Les entreprises apparaissent clairement au centre des préoccupations des candidats. Pour les deux, l’accent doit être mis sur la recherche et le développement et le transfert de technologie. Ils proposent l’adoption d’un équivalent au Small Business Act dont l’un des objets serait de réserver une part de la commande publique aux TPE / PME. Tous deux souhaitent également renforcer la présence des PME sur Internet, et se proposent de les y accompagner: via des chèques conseil, la création de fonds publics régionaux de participation et la résorption des zones blanches pour le PS. Via le « passeport numérique », la maison des entrepreneurs, les ‘business angels‘ et le raccordement des zones économiques aux réseaux de très haut débit, pour l’UMP.

E-administration et e-démocratie

Autre sujet de consensus : Internet et les technologies de l’information apparaissent comme un levier de la réforme de l’Etat, et un enjeu de modernité pour les deux partis.

Néanmoins, au delà cette vision d’ensemble, les préoccupations divergent:

. Le PS, notamment, s’inquiète du respect des libertés individuelles. S’agissant du dossier médical personnel (« DMP »), il envisage la création d’un nouvel identifiant national de santé (INS) crypté. Et, plus généralement, celle d’un portefeuille numérique individuel qui rassemblerait toutes les informations éparses détenues par les administrations et permettrait au citoyen de contrôler les informations dont dispose l’administration.

. Pour le candidat de l’UMP, le DMP est un dossier complexe qui nécessite du temps, des moyens et une concertation approfondie avec la CNIL.
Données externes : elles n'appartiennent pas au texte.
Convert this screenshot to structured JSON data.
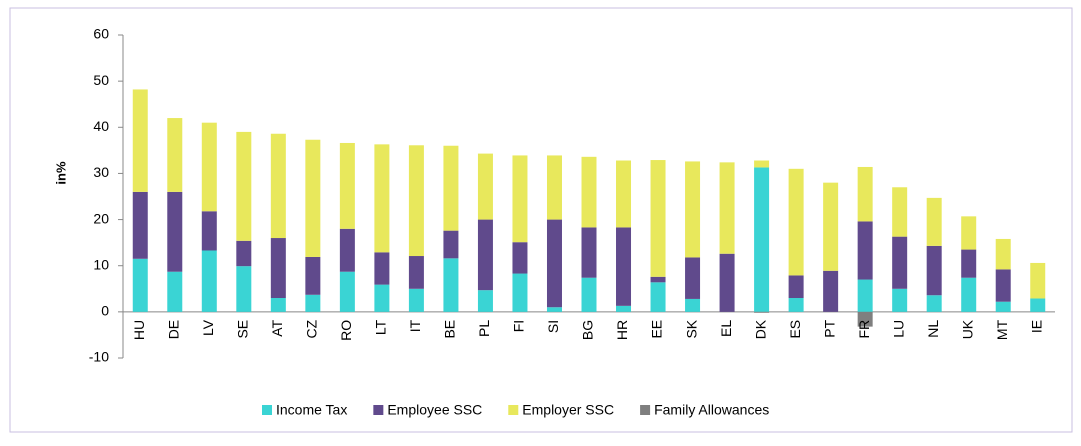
{
  "chart_data": {
    "type": "stacked_bar",
    "y_label": "in%",
    "categories": [
      "HU",
      "DE",
      "LV",
      "SE",
      "AT",
      "CZ",
      "RO",
      "LT",
      "IT",
      "BE",
      "PL",
      "FI",
      "SI",
      "BG",
      "HR",
      "EE",
      "SK",
      "EL",
      "DK",
      "ES",
      "PT",
      "FR",
      "LU",
      "NL",
      "UK",
      "MT",
      "IE"
    ],
    "series": [
      {
        "name": "Income Tax",
        "color": "#3ad4d4",
        "values": [
          11.5,
          8.7,
          13.3,
          9.9,
          3,
          3.7,
          8.7,
          5.9,
          5,
          11.6,
          4.7,
          8.3,
          1,
          7.4,
          1.3,
          6.4,
          2.8,
          0,
          31.3,
          3,
          0,
          7,
          5,
          3.6,
          7.4,
          2.2,
          2.9
        ]
      },
      {
        "name": "Employee SSC",
        "color": "#604a8c",
        "values": [
          14.5,
          17.3,
          8.5,
          5.5,
          13,
          8.2,
          9.3,
          7,
          7.1,
          6,
          15.3,
          6.8,
          19,
          10.9,
          17,
          1.2,
          9,
          12.6,
          0,
          4.9,
          8.9,
          12.6,
          11.3,
          10.7,
          6.1,
          7,
          0
        ]
      },
      {
        "name": "Employer SSC",
        "color": "#e8e85c",
        "values": [
          22.2,
          16,
          19.2,
          23.6,
          22.6,
          25.4,
          18.6,
          23.4,
          24,
          18.4,
          14.3,
          18.8,
          13.9,
          15.3,
          14.5,
          25.3,
          20.8,
          19.8,
          1.5,
          23.1,
          19.1,
          11.8,
          10.7,
          10.4,
          7.2,
          6.6,
          7.7
        ]
      },
      {
        "name": "Family Allowances",
        "color": "#7f7f7f",
        "values": [
          0,
          0,
          0,
          0,
          0,
          0,
          0,
          0,
          0,
          0,
          0,
          0,
          0,
          0,
          0,
          0,
          0,
          0,
          -0.2,
          0,
          0,
          -3.2,
          0,
          0,
          0,
          0,
          0
        ]
      }
    ],
    "ylim": [
      -10,
      60
    ],
    "yticks": [
      -10,
      0,
      10,
      20,
      30,
      40,
      50,
      60
    ]
  }
}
Le vote électronique inquiète le PS qui demande un moratoire sur cette pratique.

Logiciel Libre

Le logiciel libre suscite le débat. Côté PS, la généralisation de l’utilisation des logiciels libres doit être privilégiée dans les administrations et les collectivités territoriales, et le parti rejette la brevetabilité du logiciel.

A l’UMP, on préfère regarder du côté de l’entreprise : les conditions de la compétitivité des entreprises innovantes et notamment du « libre » doivent être favorisées.

DADVSI

Le PS considère que le débat sur le texte de la loi DADSI a manqué ses objectifs : il faudra rouvrir le débat. En revanche, l’UMP rejette le système de la licence globale optionnel, car il prive le créateur de sa liberté et du choix de son mode de rémunération. Pour la candidate du PS, des sources de rémunérations doivent être combinées pour assurer la rémunération des créateurs, l’une d’elle pouvant provenir d’une forme de système de rémunération forfaitaire pour les échanges gratuits entre personnes.

La question de l’interopérabilité prend une place particulièrement importante pour le développement du logiciel libre et des usages du numérique. Une question que l’UMP souhaite aborder au niveau européen.

Pour le PS, les moyens de la CNIL doivent être accrus. L’UMP rejoint le parti socialiste sur la protection de l’enfance, et entend, comme lui, poursuivre les efforts de pédagogie entrepris auprès des familles et dans les écoles.

Gouvernance

L’UMP envisage la création d’un « secrétariat d’État à la renaissance numérique » doté d’un poids politique important pour assurer l’action gouvernementale sur la question de l’internet.

Le PS privilégie plutôt la création d’une délégation interministérielle.

Tous les candidats se disent favorables à une concertation sur l’univers Internet et estiment que la corégulation et le dialogue qu’il suscite permettront des avancées importantes.